Kenntnisse, Fortbildung, Therapieziele Die Herausforderung der alternden Gesellschaft sei ein disruptives, medizinisches Versorgungssystem, eine integrative Versorgung sowie das Schwerpunktthema Funktionalität (plus Verrechenbarkeit nach dem ICF-Katalog). Das Thematisieren in Fortbildungen der Ärztekammern helfe sehr, denn die große Gruppe geriatrischer PatientInnen sei (gesundheits)politisch zu
schwach vertreten, um nachhaltig auf sich aufmerksam zu machen.

Das Ziel in der Behandlung chronischer Krankheiten alter PatientInnen müsse eine Verbesserung der Funktionalität sein, da man nur so den Betroffenen Mühen und Pflegeaufwand erspare und ihnen mehr Lebensqualität gebe.

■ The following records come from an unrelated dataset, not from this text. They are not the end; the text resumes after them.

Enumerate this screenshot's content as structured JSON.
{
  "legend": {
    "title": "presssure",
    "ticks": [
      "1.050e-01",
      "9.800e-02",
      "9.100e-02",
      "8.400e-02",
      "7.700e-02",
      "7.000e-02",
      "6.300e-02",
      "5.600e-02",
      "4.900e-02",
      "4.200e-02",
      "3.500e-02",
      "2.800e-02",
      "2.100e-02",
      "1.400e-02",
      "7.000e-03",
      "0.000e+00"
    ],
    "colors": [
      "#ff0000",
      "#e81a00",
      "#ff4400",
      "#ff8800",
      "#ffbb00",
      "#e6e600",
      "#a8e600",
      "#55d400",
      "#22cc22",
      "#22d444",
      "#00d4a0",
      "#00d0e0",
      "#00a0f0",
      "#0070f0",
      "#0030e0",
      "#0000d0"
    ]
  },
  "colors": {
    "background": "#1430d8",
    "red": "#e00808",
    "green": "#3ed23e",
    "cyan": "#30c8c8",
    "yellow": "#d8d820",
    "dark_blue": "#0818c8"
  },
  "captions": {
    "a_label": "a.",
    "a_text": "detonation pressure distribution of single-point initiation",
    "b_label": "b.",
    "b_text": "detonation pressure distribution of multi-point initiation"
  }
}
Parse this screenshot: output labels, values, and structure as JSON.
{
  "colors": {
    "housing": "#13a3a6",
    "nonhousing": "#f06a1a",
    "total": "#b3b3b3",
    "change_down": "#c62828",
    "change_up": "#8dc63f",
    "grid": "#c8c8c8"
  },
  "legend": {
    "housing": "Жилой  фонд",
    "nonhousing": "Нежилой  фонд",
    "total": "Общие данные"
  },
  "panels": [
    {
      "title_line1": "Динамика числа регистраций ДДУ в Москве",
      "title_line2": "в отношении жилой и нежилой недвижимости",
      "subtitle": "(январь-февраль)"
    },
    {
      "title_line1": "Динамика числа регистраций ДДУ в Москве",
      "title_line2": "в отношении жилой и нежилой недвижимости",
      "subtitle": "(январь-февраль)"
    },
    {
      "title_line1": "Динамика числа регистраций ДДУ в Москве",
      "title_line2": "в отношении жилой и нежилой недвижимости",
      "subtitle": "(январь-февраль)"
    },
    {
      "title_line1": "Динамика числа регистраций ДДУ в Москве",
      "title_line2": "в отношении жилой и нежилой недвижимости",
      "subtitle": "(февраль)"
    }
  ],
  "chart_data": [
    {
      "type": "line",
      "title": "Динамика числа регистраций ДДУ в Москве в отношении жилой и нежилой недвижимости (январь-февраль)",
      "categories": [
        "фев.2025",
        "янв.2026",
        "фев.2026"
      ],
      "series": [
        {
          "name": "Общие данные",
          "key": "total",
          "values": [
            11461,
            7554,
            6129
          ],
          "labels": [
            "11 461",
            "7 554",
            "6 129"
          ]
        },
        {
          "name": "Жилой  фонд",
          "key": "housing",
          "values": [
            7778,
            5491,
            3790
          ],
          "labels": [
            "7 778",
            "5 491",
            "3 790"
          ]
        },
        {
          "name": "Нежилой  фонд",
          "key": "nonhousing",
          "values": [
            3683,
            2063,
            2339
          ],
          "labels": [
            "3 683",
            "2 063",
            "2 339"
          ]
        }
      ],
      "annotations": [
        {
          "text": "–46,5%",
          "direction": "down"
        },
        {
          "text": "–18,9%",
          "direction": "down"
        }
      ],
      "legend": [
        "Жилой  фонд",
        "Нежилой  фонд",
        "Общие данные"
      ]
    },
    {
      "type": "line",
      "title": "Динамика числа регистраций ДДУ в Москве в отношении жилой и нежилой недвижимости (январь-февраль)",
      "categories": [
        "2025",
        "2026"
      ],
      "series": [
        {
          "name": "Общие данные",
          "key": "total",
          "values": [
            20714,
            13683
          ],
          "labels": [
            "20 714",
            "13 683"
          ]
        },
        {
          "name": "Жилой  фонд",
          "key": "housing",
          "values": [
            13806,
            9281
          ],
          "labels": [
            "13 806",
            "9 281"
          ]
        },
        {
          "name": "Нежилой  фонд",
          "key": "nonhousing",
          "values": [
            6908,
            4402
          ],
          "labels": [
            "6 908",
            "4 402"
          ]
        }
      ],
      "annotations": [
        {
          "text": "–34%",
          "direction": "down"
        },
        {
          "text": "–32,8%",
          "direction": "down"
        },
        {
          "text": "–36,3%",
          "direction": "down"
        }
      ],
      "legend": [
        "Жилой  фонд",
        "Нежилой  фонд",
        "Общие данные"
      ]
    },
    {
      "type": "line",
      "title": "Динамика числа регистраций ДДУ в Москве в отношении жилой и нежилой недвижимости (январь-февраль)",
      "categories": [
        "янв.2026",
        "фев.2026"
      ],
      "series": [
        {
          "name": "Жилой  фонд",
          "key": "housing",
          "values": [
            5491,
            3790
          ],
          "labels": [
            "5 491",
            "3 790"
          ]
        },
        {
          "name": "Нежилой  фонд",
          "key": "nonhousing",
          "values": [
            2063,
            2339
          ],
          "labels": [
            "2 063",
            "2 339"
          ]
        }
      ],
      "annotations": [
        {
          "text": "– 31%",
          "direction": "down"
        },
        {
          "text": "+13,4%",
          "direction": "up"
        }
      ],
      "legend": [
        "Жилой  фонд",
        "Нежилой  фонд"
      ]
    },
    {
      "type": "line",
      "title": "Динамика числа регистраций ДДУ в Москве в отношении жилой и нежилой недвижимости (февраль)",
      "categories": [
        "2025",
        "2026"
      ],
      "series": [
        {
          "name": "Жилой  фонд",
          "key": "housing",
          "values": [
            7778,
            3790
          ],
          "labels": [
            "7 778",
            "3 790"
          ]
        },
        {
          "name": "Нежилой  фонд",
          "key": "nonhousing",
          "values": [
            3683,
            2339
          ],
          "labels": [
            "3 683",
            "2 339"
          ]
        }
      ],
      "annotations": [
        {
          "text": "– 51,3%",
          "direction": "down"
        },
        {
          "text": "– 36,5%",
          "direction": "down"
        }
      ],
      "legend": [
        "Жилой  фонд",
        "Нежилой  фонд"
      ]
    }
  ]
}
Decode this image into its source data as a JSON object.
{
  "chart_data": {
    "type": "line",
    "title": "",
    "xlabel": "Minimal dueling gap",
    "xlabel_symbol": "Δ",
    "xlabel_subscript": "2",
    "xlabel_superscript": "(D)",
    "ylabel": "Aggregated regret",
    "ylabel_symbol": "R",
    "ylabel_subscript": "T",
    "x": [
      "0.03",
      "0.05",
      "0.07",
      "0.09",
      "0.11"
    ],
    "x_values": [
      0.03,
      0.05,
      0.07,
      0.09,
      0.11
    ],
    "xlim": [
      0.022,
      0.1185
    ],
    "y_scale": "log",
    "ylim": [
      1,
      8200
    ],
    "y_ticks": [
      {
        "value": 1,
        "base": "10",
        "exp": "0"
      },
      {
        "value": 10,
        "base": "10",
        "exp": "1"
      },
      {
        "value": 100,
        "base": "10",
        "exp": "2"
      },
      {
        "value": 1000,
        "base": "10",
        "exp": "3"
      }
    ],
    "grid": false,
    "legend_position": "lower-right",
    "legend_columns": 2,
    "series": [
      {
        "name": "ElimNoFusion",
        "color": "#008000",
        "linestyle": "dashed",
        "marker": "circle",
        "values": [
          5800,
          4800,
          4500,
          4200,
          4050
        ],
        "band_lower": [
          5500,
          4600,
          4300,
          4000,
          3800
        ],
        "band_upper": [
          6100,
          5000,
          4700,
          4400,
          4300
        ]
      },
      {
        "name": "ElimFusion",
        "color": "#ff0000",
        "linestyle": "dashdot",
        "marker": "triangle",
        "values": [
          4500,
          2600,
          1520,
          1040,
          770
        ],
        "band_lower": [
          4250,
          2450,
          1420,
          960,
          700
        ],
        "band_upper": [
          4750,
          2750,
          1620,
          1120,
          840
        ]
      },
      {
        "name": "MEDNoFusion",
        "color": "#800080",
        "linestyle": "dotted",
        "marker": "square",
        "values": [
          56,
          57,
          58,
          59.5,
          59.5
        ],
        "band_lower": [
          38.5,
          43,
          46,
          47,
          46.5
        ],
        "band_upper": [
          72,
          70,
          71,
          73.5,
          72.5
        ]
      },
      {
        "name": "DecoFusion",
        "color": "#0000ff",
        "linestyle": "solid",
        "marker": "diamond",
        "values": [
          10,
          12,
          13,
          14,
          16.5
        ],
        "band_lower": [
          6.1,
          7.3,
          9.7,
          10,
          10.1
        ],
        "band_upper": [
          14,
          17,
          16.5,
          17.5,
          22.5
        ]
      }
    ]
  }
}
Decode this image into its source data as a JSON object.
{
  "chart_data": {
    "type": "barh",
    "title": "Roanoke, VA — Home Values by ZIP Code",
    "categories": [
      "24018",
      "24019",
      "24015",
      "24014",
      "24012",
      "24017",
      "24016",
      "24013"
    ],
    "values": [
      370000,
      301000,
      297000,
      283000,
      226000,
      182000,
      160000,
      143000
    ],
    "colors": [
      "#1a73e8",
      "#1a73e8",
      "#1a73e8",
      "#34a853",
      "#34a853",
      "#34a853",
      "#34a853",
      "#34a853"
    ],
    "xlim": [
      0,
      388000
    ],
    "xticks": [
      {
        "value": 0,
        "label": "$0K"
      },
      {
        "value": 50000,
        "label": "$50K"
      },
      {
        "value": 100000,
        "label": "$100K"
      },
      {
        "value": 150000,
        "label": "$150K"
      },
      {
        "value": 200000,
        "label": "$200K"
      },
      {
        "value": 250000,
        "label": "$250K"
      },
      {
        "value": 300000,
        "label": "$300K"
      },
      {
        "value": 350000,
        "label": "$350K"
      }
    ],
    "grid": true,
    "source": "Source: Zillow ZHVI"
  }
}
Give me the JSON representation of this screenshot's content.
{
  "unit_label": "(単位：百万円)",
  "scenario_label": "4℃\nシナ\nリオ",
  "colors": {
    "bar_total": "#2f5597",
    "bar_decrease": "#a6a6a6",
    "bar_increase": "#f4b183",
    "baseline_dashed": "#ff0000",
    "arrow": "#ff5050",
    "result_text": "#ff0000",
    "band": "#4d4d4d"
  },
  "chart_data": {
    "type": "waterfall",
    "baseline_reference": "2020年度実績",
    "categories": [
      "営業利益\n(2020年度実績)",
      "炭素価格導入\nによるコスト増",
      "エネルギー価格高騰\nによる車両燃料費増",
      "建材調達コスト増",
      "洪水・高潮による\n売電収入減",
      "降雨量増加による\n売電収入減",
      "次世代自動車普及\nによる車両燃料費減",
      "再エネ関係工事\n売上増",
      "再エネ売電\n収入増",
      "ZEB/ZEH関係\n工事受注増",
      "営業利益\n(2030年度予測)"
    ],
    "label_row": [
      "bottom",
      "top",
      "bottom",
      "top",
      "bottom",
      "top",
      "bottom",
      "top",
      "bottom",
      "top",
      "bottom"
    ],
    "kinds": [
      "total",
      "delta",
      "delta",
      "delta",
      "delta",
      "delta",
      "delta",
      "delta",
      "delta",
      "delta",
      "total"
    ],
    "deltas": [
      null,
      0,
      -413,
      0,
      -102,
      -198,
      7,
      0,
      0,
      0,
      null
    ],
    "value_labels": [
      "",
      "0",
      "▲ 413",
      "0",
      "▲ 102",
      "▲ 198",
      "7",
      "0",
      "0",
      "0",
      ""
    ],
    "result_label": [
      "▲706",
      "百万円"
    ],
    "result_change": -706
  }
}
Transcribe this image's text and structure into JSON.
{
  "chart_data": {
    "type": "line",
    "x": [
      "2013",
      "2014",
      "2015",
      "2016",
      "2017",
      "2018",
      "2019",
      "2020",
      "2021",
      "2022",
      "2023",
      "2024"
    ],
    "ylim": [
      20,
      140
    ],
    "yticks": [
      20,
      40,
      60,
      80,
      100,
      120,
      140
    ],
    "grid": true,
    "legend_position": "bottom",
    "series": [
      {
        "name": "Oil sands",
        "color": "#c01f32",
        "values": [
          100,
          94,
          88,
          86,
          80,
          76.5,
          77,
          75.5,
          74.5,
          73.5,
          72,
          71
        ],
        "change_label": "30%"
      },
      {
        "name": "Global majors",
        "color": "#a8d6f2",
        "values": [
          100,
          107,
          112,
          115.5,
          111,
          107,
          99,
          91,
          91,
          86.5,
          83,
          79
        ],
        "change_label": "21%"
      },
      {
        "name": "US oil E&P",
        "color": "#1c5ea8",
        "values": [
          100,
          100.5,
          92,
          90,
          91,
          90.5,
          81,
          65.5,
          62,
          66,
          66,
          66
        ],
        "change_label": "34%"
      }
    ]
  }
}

Das Pflegeheim als letzte Option: Präventiv empfehlen sich alternsgerechte Wohnungsverhältnisse und eine mobile Pflege. Denn allein schon ein Ortswechsel bedeutet meistens Funktionseinbußen – im gewohnten Umfeld lebt es sich am angenehmsten und weniger risikobehaftet.

Besonders wichtig sei das biologische Alter, denn auch ein multimorbider, funktionell eingeschränkter 30-jähriger Mensch kann bereits ein geriatrischer Patient sein, so Wirnsberger abschließend.